入社経緯も独特だった。朝倉氏がミクシィに入社したのは、11年10月。自身が立ち上げた携帯アプリの開発支援会社ネイキッドテクノロジーがミクシィに買収されたのがきっかけだ。12年4月の社長室室長就任時から、ミクシィの経営再建に携わってきた。
朝倉社長は自身が行ってきたM&Aによる新規事業の取得やスマホアプリゲームの強化、中国子会社閉鎖によるコスト削減などの取り組みを振り返り、「ノーアウト満塁を任されたピッチャーとしてやるべき仕事は全うしたと思っている」と自信ありげに語った。

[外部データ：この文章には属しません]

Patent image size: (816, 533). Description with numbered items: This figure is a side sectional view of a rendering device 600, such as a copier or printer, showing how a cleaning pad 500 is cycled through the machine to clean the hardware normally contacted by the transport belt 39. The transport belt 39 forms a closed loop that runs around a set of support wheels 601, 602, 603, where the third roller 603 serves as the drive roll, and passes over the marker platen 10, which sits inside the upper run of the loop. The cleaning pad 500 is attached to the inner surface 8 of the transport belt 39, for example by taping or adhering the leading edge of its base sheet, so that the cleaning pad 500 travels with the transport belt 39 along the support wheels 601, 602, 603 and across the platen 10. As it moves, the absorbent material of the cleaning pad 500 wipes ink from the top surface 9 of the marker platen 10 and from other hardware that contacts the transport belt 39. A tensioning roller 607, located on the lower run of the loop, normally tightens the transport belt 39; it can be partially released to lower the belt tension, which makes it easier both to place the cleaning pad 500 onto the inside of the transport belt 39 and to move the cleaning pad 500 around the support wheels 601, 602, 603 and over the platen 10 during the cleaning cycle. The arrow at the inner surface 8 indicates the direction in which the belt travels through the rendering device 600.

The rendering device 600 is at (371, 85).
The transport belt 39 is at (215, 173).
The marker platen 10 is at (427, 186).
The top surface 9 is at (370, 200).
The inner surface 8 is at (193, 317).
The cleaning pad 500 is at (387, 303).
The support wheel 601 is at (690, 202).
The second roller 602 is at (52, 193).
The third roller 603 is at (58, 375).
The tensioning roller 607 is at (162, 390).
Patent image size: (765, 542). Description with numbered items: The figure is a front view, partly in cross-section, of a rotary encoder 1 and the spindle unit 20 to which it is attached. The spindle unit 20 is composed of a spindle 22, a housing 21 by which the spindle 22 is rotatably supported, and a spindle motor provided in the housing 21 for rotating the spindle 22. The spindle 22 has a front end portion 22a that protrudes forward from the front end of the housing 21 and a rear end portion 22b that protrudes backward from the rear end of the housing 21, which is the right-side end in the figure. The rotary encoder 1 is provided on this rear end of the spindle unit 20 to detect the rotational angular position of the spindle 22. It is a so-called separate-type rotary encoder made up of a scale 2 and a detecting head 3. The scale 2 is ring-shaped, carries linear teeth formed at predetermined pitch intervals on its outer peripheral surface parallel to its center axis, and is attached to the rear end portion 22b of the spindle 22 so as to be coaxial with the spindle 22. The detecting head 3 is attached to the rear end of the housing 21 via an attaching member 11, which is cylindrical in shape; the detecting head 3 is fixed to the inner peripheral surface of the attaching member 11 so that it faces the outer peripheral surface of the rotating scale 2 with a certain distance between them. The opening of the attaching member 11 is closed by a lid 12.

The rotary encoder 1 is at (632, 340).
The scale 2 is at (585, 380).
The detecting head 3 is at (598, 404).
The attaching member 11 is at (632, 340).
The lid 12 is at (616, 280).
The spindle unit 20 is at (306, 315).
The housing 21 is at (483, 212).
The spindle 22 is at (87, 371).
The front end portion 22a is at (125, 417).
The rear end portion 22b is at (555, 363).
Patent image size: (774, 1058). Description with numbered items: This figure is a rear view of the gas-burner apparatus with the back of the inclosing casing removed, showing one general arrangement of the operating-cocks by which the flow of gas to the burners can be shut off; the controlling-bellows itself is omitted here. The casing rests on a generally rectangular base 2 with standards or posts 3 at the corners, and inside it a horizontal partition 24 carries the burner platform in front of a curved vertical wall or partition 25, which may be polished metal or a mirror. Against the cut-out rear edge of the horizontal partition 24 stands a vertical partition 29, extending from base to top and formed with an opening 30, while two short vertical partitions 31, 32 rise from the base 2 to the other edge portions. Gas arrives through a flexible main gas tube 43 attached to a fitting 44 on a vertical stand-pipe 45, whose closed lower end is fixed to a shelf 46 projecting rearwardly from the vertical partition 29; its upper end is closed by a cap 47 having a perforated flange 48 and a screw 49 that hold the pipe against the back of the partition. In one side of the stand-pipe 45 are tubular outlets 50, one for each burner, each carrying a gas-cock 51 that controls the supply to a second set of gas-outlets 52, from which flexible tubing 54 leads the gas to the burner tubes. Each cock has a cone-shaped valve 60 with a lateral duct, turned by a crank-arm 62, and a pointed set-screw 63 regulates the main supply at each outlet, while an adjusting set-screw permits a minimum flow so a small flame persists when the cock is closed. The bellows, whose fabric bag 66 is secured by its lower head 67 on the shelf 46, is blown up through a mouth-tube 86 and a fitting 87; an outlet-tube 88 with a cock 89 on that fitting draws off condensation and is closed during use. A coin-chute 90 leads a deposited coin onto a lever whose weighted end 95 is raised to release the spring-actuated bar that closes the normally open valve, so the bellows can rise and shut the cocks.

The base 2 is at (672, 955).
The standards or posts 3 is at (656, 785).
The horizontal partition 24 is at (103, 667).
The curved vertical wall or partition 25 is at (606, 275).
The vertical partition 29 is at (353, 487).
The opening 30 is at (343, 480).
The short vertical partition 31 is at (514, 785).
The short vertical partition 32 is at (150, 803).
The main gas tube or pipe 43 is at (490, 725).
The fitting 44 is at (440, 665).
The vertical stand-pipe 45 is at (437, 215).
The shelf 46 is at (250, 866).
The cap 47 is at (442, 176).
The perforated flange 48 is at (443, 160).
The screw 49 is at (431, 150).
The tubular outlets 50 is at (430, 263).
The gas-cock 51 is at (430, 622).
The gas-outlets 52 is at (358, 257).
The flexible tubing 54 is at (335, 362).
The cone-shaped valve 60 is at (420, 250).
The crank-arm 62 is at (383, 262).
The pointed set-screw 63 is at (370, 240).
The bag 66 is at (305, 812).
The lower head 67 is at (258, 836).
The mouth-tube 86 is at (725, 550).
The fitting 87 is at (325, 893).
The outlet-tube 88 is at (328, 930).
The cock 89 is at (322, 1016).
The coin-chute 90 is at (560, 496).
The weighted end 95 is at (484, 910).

それにしても、任期をまだ4カ月残す2月というタイミングでの交代発表は、朝倉社長がミクシィ人生をやや生き急いだような印象が拭えない。朝倉社長はこのタイミングについて、「ゲームの課金収入の推移は日次でわかり、12月にかけて状況が改善しているのが見えていた。実際、1月の半ばに12月の決算が出ると、黒字転換ができていた。そこで非常事態期を脱出することができたと判断し、速やかに次の成長フェーズに適した布陣を敷いた」と説明した。
この判断は特定の人物の意思ではなく、経営陣間で自然に起こった議論の中で出てきた話だという。しかし、フェーズ転換の判断の基となったとしている数字の改善は、事実上モンストという1タイトルのゲームに依存しており、本質的とは言いがたい。